Мартин наклонился, взял свою кожаную папку, порылся в бумагах и достал скрепленный скрепкой отчет. Полистал, нашел, что искал, достал из кармана пиджака очки в роговой оправе. Водрузив их на нос, он сперва поднял взгляд на профессора:
— Старят меня, верно? И слегка так облагораживают, а? — Он усмехнулся себе под нос, словно признавая их неуместность. — Вот расшифровка стенограммы допроса мистера Дж. П. Митчелла в полицейском участке штата Нью-Джерси. Вам знакомо это имя?
— Конечно. Так звали моего покойного отца.
Агент Мартин улыбнулся:
— Разумеется. Ну да ладно. Так, значит, сначала вся эта формальная мура: детектив объясняет, почему у Митчелла берут показания, называет день, время и место преступления… все очень мило, официально. Разъясняет права, записывает номер телефона, номер социального страхования, адрес и все такое, и ваш старик, похоже, ничего не скрывает…
— Может быть, ему нечего было скрывать?
Агент снова хмыкнул:
— Ну да, конечно… Ладно, дальше. Полицейский спрашивает насчет разных деталей, ваш старик все отрицает.
— Разумеется. Конец истории.
— Не совсем.
Мартин опять полистал отчет и наконец выудил из середины три страницы, которые протянул Джеффри. Клейтон сразу отметил, что номера страниц за девяносто. Он прикинул: две страницы в минуту, значит, отца к тому времени допрашивали уже около часа. Он пробежал глазами по строчкам. Расшифровка стенограммы явно была сделана с аудиозаписи без какой бы то ни было обработки — только вопросы и ответы, никаких описаний, никаких замечаний о поведении подозреваемого. Ему стало интересно, вставал ли полицейский? Ходил ли по кабинету, нависая над отцом, как хищная птица? Облизывал ли отец губы, вытирал ли пот со лба? Стучал ли полицейский по столу? Угрожал ли? Или был сдержан, холоден и задавал вопросы, попадая в десятку, словно всаживал иглы? И сидел ли отец, спокойно откинувшись на спинку стула, может, тихонько посмеивался и парировал каждый выпад, будто заправский фехтовальщик, наслаждаясь всей ситуацией тем больше, чем опаснее она становилась?

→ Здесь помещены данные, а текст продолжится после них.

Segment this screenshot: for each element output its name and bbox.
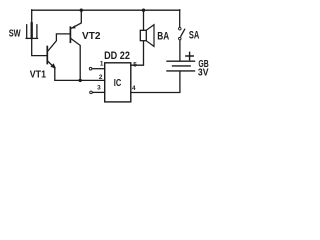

Джеффри представил себе тесный кабинет, может быть с одним плафоном под потолком. Маленький, почти пустой, с голыми стенами, с современной звукоизоляцией и струйкой сигаретного дыма над обыкновенным письменным столом. Два простых стула. Никаких наручников, потому что отец не арестован. На столе пишущая машинка. Детектив ровно барабанит по клавишам, лента медленно перематывается с барабана на барабан, словно терпеливо ждет признания, которого так и не будет.
Что еще? Зеркало на стене, которое на самом деле не зеркало, а смотровое окно, но отец не обращает на него внимания, хотя догадывается о его назначении.
Тут Джеффри вдруг остановился. «Откуда тебе знать, — сказал он себе, — как выглядел кабинет, как выглядел в тот далекий вечер отец, как он вел себя и как звучал его голос?»
Когда он принялся читать страницы допроса, то заметил, что у него дрожат руки. Первое, на что он обратил внимание в стенограмме, — это что нигде нет имени полицейского.
Вопрос: Мистер Митчелл, вы утверждаете, что в тот вечер, когда исчезла Эмили Эндрюс, вы находились дома вместе со своей семьей. Верно?
Ответ: Верно.
В: Могут ли ваши домашние это подтвердить?
О: Да, если вам удастся их найти.
В: Они больше с вами не живут?
О: Да. Жена от меня ушла.
В: Почему? И куда она с детьми уехала?